The email was from a man named Eric French, so I decided to call him.
A 42-year old Illinois resident, Mr. French answered the call, and was grateful that TSS contacted him.
“I haven't fought in almost two years,” he said, “and I know my record is atrocious, but I want to fight.”
Boxrec lists Eric's record at 10-35-3, and says he's been knocked out eight times since turning professional in 1991.
The question begs: with all due respect, Eric, why?
Why do you want to fight?
You said it yourself, your record isn't stellar.
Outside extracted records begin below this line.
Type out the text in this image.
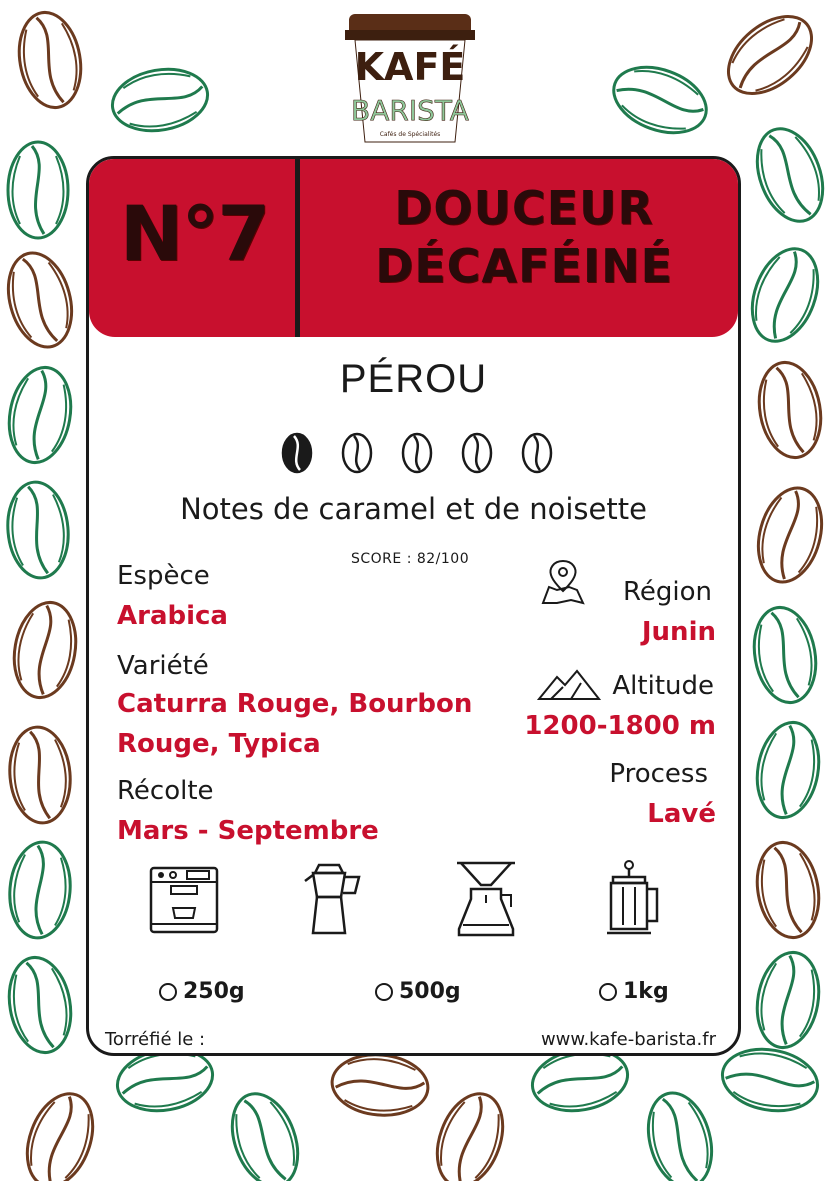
KAFÉ
BARISTA
Cafés de Spécialités
N°7	DOUCEUR
DÉCAFÉINÉ
PÉROU
Notes de caramel et de noisette
SCORE : 82/100
Espèce
Arabica
Variété
Caturra Rouge, Bourbon
Rouge, Typica
Récolte
Mars - Septembre
Région
Junin
Altitude
1200-1800 m
Process
Lavé
250g	500g	1kg
Torréfié le :	www.kafe-barista.fr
You've lost your last 15 fights in a row…
“It's in my blood,” he said, “and I'm not looking for a championship fight, I just want to supplement my income. I just love boxing.”
Eric, currently a single man, says he just finished real estate school and will be taking the Illinois real estate licensing exam. He teaches boxing at Warehouse Boxing, works as a waiter and teaches Hispanic kids to read and write. He also has the acting bug, and has gone on commercial auditions and appeared in stage plays.
“I want to fight, and after that, have six or seven thousand in my pocket,” he said. “I'm not looking to get my brains beat out.”
Should we be worried about your health, I asked him.
“No, not really,” he said. “I have all my medicals updated, I passed them all. And you can hear me, I hope anyway I don't sound punch drunk.”
Eric said he'd even fight for free on a club show, if he was matched with someone of similar caliber and could get a win.
Some of his losses, he told me, should've been wins. For example, he cited his 1997 outing against Ed Krasnici. The Illinois State heavyweight tile was on the line, and French lost a split decision. Bad judgment, French said.
The biggest name on his resume is Shannon Briggs.
“I fought Briggs. Or, he fought me, I should say,” French said, with a chuckle.
Briggs scored a TKO2 win in Miami two months before the Krasnici fight. French recalls that Briggs almost hurt him badly, from jabs alone, so now, he's not looking to get in with someone over 220 pounds.
The hurting from Briggs surprised him, he said, because he maintains the two chatted before the fight. Briggs, he said, promised he wouldn't hurt him. But the jabs alone were of a higher level than French was used to.
French takes care to state that no dive was arranged.
“There was no dive talk,” he said.
If nothing comes of this, French won't be demoralized.
“Do I need boxing? Not really. I look at living my life in the long term. I wouldn't be depressed. I got something else to do.”